In this paper, a stacking model for photovoltaic power prediction is proposed, which uses GMDH, LSSVM, RBFNN, and ENN as base learners and BPNN as meta-learners. Owing to the effective data processing abilities of the base learners, their outputs serve as inputs for the meta-learner. Furthermore, a photovoltaic station in a specific province is used as a case study, with five test indices—BIC, PMARE, LM, MAD, and RMSE—employed to evaluate the stacked model’s accuracy. The PMARE of the stacking method is the lowest, 0.1725%, and the LM values obtained by all models are very close to the optimal value 1. Those findings demonstrate that the stacked model, when trained, tested, and validated across all statistical performance indices, surpasses other methods in photovoltaic power prediction, enabling precise and efficient long-term power forecasting for photovoltaic units. Additionally, it also offers compelling comparative data for the stacked model in short-term photovoltaic power forecasting.

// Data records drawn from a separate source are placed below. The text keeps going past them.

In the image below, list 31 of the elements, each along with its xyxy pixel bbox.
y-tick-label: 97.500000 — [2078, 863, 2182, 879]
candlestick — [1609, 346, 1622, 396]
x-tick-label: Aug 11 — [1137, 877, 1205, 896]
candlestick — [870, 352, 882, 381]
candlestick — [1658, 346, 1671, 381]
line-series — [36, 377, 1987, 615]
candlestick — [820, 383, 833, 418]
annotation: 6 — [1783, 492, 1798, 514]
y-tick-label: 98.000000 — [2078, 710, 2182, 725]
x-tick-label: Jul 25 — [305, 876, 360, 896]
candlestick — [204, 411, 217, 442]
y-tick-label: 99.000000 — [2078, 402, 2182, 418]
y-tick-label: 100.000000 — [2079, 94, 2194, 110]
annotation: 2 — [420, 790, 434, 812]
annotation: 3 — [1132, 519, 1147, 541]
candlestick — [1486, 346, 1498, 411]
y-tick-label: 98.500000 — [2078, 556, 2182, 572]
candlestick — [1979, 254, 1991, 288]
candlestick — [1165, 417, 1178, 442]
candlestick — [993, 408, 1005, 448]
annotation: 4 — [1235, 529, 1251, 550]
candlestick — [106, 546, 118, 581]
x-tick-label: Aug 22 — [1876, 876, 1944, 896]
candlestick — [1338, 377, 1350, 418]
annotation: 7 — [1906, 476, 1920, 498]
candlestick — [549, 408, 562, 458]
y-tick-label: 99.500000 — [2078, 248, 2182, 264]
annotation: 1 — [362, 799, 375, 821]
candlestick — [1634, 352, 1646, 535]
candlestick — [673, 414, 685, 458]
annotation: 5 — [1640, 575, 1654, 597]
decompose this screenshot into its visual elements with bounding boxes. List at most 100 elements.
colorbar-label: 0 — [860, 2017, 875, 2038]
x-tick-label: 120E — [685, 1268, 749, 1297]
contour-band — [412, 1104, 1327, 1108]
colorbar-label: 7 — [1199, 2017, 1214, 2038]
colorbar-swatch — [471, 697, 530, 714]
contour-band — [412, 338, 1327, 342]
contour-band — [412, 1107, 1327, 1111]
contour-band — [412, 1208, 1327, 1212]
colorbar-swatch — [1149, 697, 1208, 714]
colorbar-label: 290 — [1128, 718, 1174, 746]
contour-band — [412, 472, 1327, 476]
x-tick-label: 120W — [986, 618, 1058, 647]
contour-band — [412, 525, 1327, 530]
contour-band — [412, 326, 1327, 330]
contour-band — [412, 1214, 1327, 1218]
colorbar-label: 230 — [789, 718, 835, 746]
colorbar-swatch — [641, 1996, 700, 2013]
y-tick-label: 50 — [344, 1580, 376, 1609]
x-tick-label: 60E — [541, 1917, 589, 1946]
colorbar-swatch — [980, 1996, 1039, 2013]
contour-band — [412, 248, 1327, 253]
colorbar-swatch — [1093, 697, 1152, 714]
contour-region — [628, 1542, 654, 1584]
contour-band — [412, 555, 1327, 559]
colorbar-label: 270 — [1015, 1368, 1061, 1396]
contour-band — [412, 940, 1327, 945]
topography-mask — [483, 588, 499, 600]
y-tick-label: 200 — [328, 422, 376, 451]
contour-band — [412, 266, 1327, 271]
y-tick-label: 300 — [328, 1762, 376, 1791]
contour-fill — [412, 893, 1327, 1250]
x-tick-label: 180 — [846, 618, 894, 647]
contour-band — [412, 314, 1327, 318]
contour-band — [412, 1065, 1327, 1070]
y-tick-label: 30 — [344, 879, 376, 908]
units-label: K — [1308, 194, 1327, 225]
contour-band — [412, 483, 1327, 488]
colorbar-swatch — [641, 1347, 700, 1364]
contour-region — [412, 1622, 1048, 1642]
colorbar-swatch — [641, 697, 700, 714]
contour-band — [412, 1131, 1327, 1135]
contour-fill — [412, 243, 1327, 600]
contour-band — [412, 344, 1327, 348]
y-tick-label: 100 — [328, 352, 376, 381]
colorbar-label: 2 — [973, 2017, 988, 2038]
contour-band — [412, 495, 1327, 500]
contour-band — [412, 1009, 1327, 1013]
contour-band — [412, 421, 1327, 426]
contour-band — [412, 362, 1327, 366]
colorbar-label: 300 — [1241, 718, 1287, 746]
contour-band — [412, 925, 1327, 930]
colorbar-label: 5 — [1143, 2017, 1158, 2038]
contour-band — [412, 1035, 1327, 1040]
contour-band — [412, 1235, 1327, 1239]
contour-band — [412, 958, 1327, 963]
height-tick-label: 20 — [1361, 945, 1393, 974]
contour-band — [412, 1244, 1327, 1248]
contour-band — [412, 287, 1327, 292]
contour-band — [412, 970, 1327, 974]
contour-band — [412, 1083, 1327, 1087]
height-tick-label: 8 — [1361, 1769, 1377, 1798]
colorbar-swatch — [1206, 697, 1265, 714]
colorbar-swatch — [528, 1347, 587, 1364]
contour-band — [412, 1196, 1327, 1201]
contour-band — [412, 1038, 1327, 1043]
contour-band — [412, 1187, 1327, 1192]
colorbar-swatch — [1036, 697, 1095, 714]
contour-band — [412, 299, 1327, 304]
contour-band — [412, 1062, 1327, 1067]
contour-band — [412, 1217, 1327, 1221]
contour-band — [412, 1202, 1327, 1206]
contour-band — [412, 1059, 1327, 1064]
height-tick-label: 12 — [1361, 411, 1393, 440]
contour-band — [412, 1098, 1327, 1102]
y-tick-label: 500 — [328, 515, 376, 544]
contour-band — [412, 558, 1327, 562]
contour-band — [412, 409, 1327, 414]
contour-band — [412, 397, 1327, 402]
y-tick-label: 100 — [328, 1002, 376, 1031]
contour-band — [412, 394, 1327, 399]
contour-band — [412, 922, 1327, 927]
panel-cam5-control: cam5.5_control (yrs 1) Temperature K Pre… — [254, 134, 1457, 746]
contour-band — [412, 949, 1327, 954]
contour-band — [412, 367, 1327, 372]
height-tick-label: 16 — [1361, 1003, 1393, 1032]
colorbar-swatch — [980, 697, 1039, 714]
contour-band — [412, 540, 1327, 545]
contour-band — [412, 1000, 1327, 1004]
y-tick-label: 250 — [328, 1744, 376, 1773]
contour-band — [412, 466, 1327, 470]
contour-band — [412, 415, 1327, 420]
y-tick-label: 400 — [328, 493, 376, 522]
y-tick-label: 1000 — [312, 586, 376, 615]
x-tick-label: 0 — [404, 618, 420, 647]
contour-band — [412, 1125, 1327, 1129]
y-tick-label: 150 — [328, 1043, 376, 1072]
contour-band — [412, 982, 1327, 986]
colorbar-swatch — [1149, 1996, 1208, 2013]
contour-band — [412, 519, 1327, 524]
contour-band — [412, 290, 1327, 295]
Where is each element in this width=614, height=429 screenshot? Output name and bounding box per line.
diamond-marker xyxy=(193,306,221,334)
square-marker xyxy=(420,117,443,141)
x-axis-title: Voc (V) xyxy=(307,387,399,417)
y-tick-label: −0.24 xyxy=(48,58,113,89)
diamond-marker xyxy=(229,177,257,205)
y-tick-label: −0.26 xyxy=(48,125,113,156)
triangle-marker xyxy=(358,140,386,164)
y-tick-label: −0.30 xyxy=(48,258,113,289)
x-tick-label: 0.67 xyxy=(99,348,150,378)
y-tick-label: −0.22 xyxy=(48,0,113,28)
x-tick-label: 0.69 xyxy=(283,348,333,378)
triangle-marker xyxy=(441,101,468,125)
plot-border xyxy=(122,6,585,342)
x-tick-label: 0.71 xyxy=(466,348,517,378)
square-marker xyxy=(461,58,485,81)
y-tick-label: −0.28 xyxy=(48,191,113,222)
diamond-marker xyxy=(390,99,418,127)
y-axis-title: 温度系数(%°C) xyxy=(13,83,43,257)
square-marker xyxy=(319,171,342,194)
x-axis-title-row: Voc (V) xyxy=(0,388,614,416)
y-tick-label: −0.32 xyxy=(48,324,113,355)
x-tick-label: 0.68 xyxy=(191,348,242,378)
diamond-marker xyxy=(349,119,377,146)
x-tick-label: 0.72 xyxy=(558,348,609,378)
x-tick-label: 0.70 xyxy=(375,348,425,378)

The stacked model shows different prediction accuracies in different seasons. Spring generally provides the best prediction results, while summer and winter face more challenges due to complex weather and environmental factors. Future research could focus on developing season-specific strategies to further optimize the model’s performance and improve the accuracy of photovoltaic power prediction throughout the year.

For future research, several directions could be explored. Firstly, given the limitations of historical weather data in reflecting rapid weather changes, integrating real-time weather data into the stacked model could be investigated. This may involve developing data-acquisition methods and algorithms to effectively incorporate the new data, potentially enhancing the model’s prediction accuracy for sudden weather-related power output changes. Secondly, the model’s performance could be further optimized by exploring more advanced data-processing techniques for the base learners and meta-learners. For example, applying deep-learning-based methods to extract more complex features from the input data might lead to better generalization ability. Finally, the impact of unforeseen events, such as extreme weather and equipment failures, on photovoltaic power prediction could be studied in more depth. Developing mechanisms to account for these events in the model could improve its practical applicability.